Come and See Halloween in Australia: Taking Kids Trick-or-Treating

Come and See Halloween in Australia: Taking Kids Trick-or-Treating

📍 Sydney · 👁 134 reads

Halloween falls on November 1st each year, but Halloween night (October 31st) is the most lively day. Children carry jack-o'-lanterns and wear all sorts of strange costumes, going door to door asking for candy.

Witnessing such an event in person for the first time felt truly novel. People dress up in bloody, terrifying images and display various zombie poses at their doorsteps—scenes you simply don't see back home.

Foreigners celebrate Halloween by putting all kinds of monsters and ghosts right at their front doors…

Every year on October 31st, it's Halloween in Australia. On this day, children put on all kinds of weird and wonderful costumes, carry small buckets, and go door to door asking for candy. If they don't get any, they play tricks. The "trick-or-treat" custom in Australia is only observed by some children. Australians who prepare candy will place orange balloons or other decorations in front of their houses so that children participating in trick-or-treating know there is candy without having to knock.

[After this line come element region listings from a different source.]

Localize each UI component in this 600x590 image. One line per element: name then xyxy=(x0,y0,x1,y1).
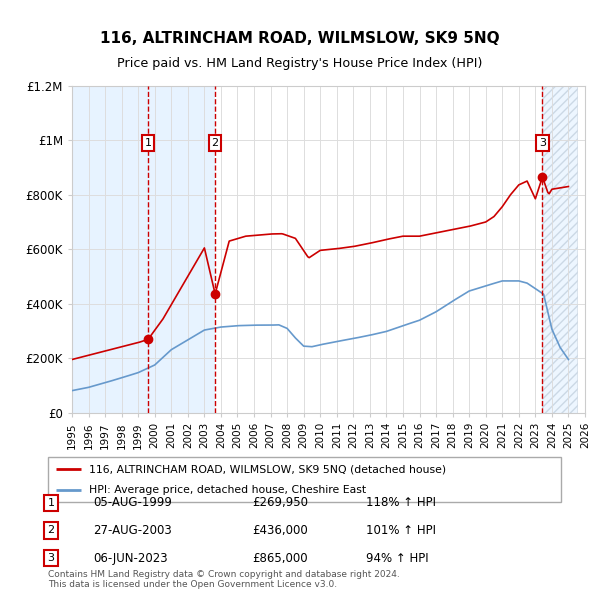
Text: 116, ALTRINCHAM ROAD, WILMSLOW, SK9 5NQ: 116, ALTRINCHAM ROAD, WILMSLOW, SK9 5NQ xyxy=(100,31,500,46)
Bar xyxy=(72,86,148,413)
Text: 94% ↑ HPI: 94% ↑ HPI xyxy=(366,552,428,565)
Text: HPI: Average price, detached house, Cheshire East: HPI: Average price, detached house, Ches… xyxy=(89,484,366,494)
Text: 05-AUG-1999: 05-AUG-1999 xyxy=(93,496,172,509)
Text: 2: 2 xyxy=(47,526,55,535)
Text: This data is licensed under the Open Government Licence v3.0.: This data is licensed under the Open Gov… xyxy=(48,579,337,589)
Text: 1: 1 xyxy=(145,138,152,148)
Text: £436,000: £436,000 xyxy=(252,524,308,537)
Text: 3: 3 xyxy=(539,138,546,148)
Text: £269,950: £269,950 xyxy=(252,496,308,509)
Text: 1: 1 xyxy=(47,498,55,507)
Text: 06-JUN-2023: 06-JUN-2023 xyxy=(93,552,167,565)
Text: £865,000: £865,000 xyxy=(252,552,308,565)
Text: 2: 2 xyxy=(212,138,219,148)
Text: 3: 3 xyxy=(47,553,55,563)
Text: 116, ALTRINCHAM ROAD, WILMSLOW, SK9 5NQ (detached house): 116, ALTRINCHAM ROAD, WILMSLOW, SK9 5NQ … xyxy=(89,464,446,474)
Text: Price paid vs. HM Land Registry's House Price Index (HPI): Price paid vs. HM Land Registry's House … xyxy=(118,57,482,70)
Text: 101% ↑ HPI: 101% ↑ HPI xyxy=(366,524,436,537)
Text: Contains HM Land Registry data © Crown copyright and database right 2024.: Contains HM Land Registry data © Crown c… xyxy=(48,569,400,579)
Bar xyxy=(542,86,577,413)
Bar xyxy=(148,86,215,413)
Text: 27-AUG-2003: 27-AUG-2003 xyxy=(93,524,172,537)
Text: 118% ↑ HPI: 118% ↑ HPI xyxy=(366,496,436,509)
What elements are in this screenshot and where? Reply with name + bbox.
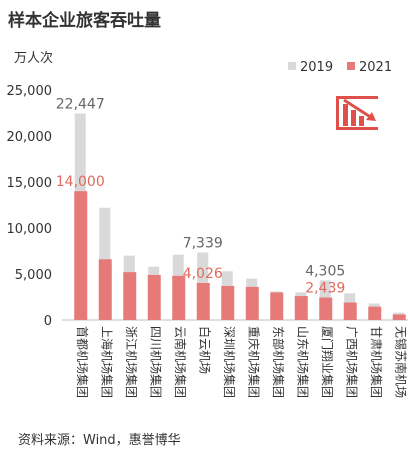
y-tick-label: 25,000	[7, 84, 53, 99]
y-tick-label: 15,000	[7, 176, 53, 191]
bar-2021	[147, 274, 161, 320]
legend-label-2019: 2019	[300, 60, 333, 75]
data-label-2019: 7,339	[183, 235, 223, 251]
category-label: 白云机场	[197, 326, 212, 374]
bar-2021	[270, 292, 284, 320]
y-tick-label: 5,000	[15, 268, 52, 283]
category-label: 甘肃机场集团	[369, 326, 384, 398]
icon-frame-top	[336, 96, 378, 99]
y-tick-label: 0	[44, 314, 52, 329]
bar-2021	[221, 285, 235, 320]
category-label: 广西机场集团	[344, 326, 359, 398]
bar-2021	[392, 314, 406, 320]
icon-bar-3	[359, 116, 364, 126]
bar-2021	[368, 306, 382, 320]
category-label: 首都机场集团	[75, 326, 90, 398]
category-label: 厦门翔业集团	[320, 326, 335, 398]
legend-swatch-2021	[347, 62, 355, 70]
y-tick-label: 20,000	[7, 130, 53, 145]
data-label-2019: 22,447	[56, 96, 105, 112]
bar-2021	[319, 297, 333, 320]
category-label: 浙江机场集团	[124, 326, 139, 398]
declining-bar-chart-icon	[336, 96, 378, 130]
category-label: 山东机场集团	[295, 326, 310, 398]
bar-2021	[172, 275, 186, 320]
category-label: 重庆机场集团	[246, 326, 261, 398]
data-label-2021: 14,000	[56, 174, 105, 190]
y-tick-label: 10,000	[7, 222, 53, 237]
bar-2021	[123, 272, 137, 320]
bar-2021	[98, 259, 112, 320]
category-label: 无锡苏南机场	[393, 326, 408, 398]
category-label: 云南机场集团	[173, 326, 188, 398]
icon-bar-2	[351, 110, 356, 126]
data-label-2019: 4,305	[305, 263, 345, 279]
bar-2021	[74, 191, 88, 320]
legend-swatch-2019	[288, 62, 296, 70]
y-axis-unit-label: 万人次	[14, 51, 54, 66]
bar-2021	[245, 286, 259, 320]
icon-trend-arrow	[343, 98, 373, 120]
category-label: 东部机场集团	[271, 326, 286, 398]
bar-2021	[196, 282, 210, 320]
icon-frame-left	[336, 96, 339, 130]
category-label: 上海机场集团	[99, 326, 114, 398]
legend-label-2021: 2021	[359, 60, 392, 75]
bar-2021	[343, 302, 357, 320]
data-label-2021: 4,026	[183, 266, 223, 282]
icon-frame-bottom	[336, 127, 378, 130]
category-label: 深圳机场集团	[222, 326, 237, 398]
data-label-2021: 2,439	[305, 281, 345, 297]
category-label: 四川机场集团	[148, 326, 163, 398]
bar-2021	[294, 296, 308, 320]
chart-title: 样本企业旅客吞吐量	[8, 11, 161, 31]
source-note: 资料来源：Wind，惠誉博华	[18, 433, 181, 448]
icon-arrow-head	[366, 112, 376, 121]
icon-bar-1	[343, 104, 348, 126]
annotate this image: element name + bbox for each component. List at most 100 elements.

The origin of Halloween: In the 5th century BC, the Celts living in Ireland designated October 31st as the end of summer, also symbolizing the end of the year. They believed that on the eve of the transition between the old and new years, all laws of time and space would temporarily pause, and the gate to the spirit world would open that night, allowing all ghosts to roam the earth, seeking suitable bodies to take over and thus gain a chance to be reborn.

Therefore, to avoid becoming targets of ghosts, the Celts would extinguish the fires in their homes that night, pretending no one was home.

At the same time, they would wear ferocious masks and dress up as ghosts and monsters, parading through the streets, creating a noisy and clamorous atmosphere to drive away those wandering spirits. This is the origin of most Westerners today celebrating Halloween in grotesque costumes.

In traditional Halloween, people would dress up as spirits and go from house to house asking for food. Their belief was to worship and offer food to the spirits to appease them, otherwise the spirits would play tricks on them.

To this day, on Halloween night, children carry jack-o'-lanterns and wear all sorts of strange costumes, going door to door asking for candy, repeatedly saying, "Trick or Treat." If you don't give candy, the children will get angry and punish you in various ways.

Halloween trick-or-treating in Australia is one of children's favorite holidays every year. Today, for the first time, I took my granddaughter trick-or-treating. Following the trick-or-treating group, we went door to door asking for candy, experiencing Halloween in Australia. Many houses were decorated with great thought and fun.